For those who appreciate Brueggemann, check out his 19 theses, which he presented to the Emergent Theological Conversation in September of 2004. Our friend Paul Soupiset transcribed and posted the audio here.

Wednesday, April 01, 2009

Faith & Fools on April 1st

A number of faith blogs have special April Fool's Day postings, here's a few to enjoy:

Rush Limbaugh to Speak at Sojourners’ Mobilization to End Poverty


From the posting:

Limbaugh, longtime champion of conservative media, announced his acceptance of the invitation on his daily radio show. Interrupted occasionally by call-ins of incredulous listeners, Limbaugh detailed months of off-the-record conversations with Wallis during which the two forged a deep friendship despite political, theological, philosophical, ideological, ecological, anthropological, eschatological, and soteriological differences. That dialogue came to a head one night when an anguished and sleepless Limbaugh called Wallis after 3:00 a.m., seeking spiritual solace.

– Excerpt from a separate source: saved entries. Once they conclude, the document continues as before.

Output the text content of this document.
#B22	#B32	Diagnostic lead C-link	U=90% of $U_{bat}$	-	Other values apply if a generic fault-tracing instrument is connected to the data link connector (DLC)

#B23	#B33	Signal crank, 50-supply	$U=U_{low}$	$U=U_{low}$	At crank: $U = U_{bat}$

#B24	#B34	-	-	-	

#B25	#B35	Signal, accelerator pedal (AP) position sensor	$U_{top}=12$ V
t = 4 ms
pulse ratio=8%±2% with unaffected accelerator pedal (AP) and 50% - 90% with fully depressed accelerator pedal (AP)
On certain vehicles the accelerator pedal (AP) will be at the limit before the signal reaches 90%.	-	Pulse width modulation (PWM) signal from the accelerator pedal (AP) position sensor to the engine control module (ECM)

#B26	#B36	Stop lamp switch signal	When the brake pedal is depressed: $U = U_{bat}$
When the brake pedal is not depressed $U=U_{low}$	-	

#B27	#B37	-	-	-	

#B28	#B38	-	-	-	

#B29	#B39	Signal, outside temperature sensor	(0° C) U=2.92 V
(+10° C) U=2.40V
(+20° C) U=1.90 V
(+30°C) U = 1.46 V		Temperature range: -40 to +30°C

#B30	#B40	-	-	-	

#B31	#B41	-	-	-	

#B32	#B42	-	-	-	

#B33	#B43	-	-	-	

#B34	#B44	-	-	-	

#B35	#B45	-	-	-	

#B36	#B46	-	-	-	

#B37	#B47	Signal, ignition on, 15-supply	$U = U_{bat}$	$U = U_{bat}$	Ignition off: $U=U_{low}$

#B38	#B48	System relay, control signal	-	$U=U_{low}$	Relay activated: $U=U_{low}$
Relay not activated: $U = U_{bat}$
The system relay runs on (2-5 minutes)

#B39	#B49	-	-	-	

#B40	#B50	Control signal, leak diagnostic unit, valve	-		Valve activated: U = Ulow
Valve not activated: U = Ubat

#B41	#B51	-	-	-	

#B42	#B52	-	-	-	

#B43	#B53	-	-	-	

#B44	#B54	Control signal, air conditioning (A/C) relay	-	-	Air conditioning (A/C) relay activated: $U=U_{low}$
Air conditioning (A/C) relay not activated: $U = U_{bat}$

“I responded like any good evangelical would,” said Wallis. “I told him he should read his Bible. And then I hung up and went back to sleep.”

Vexed but desperate, Limbaugh grabbed his trusty KJV, fanned it open at random, closed his eyes, and thrust his index finger upon whatever page it might find, landing upon this passage from James 5:

Go to now, ye rich men, weep and howl for your miseries that shall come upon you. Your riches are corrupted, and your garments are motheaten. Your gold and silver is cankered; and the rust of them shall be a witness against you, and shall eat your flesh as it were fire. Ye have heaped treasure together for the last days. Behold, the hire of the labourers who have reaped down your fields, which is of you kept back by fraud, crieth: and the cries of them which have reaped are entered into the ears of the Lord of sabaoth. Ye have lived in pleasure on the earth, and been wanton; ye have nourished your hearts, as in a day of slaughter.

“I admit, of all the verses for him to read, this passage sounds a bit harsh—especially in the King James,” said Wallis. “But with 2,000 verses on poverty in the Bible, Rush was bound to hit one of them.”

Trinity Expanded to Include Oprah

From the posting:
VATICAN CITY, APRIL 1 -- Oprah Winfrey has been declared the fourth person of the Trinity, according to an astonishing new theological agreement hammered out by the world's major Christian denominations. Along with the Father, Son, and Holy Spirit, the popular talk show host will be recognized as one person in the sacred and indivisible unity of the Godhead--or Quadhead, as the updated Trinity will now be called.

New green initiative for General Convention

From the posting:

Youth from the Diocese of Los Angeles will roam the floors of both the House of Bishops and the House of Deputies carrying aspersories and aspergillia to keep members hydrated during sessions. “We plan to use a form of blessed Gatorade,” Straub noted, “which when placed against the skin will absorb instantly without the use of paper or plastic cups.”

The Most Rev. Rowan Williams will also reduce his carbon footprint when he visits General Convention by sailing from England to Los Angeles on board the restored 18th century frigate, HMS Compass Rose. Rumors that Williams plans to walk the entire distance from Canterbury to Anaheim were dismissed by the Anglican Communion Office as “exaggerated” because the Archbishop only walks a mile or two a day.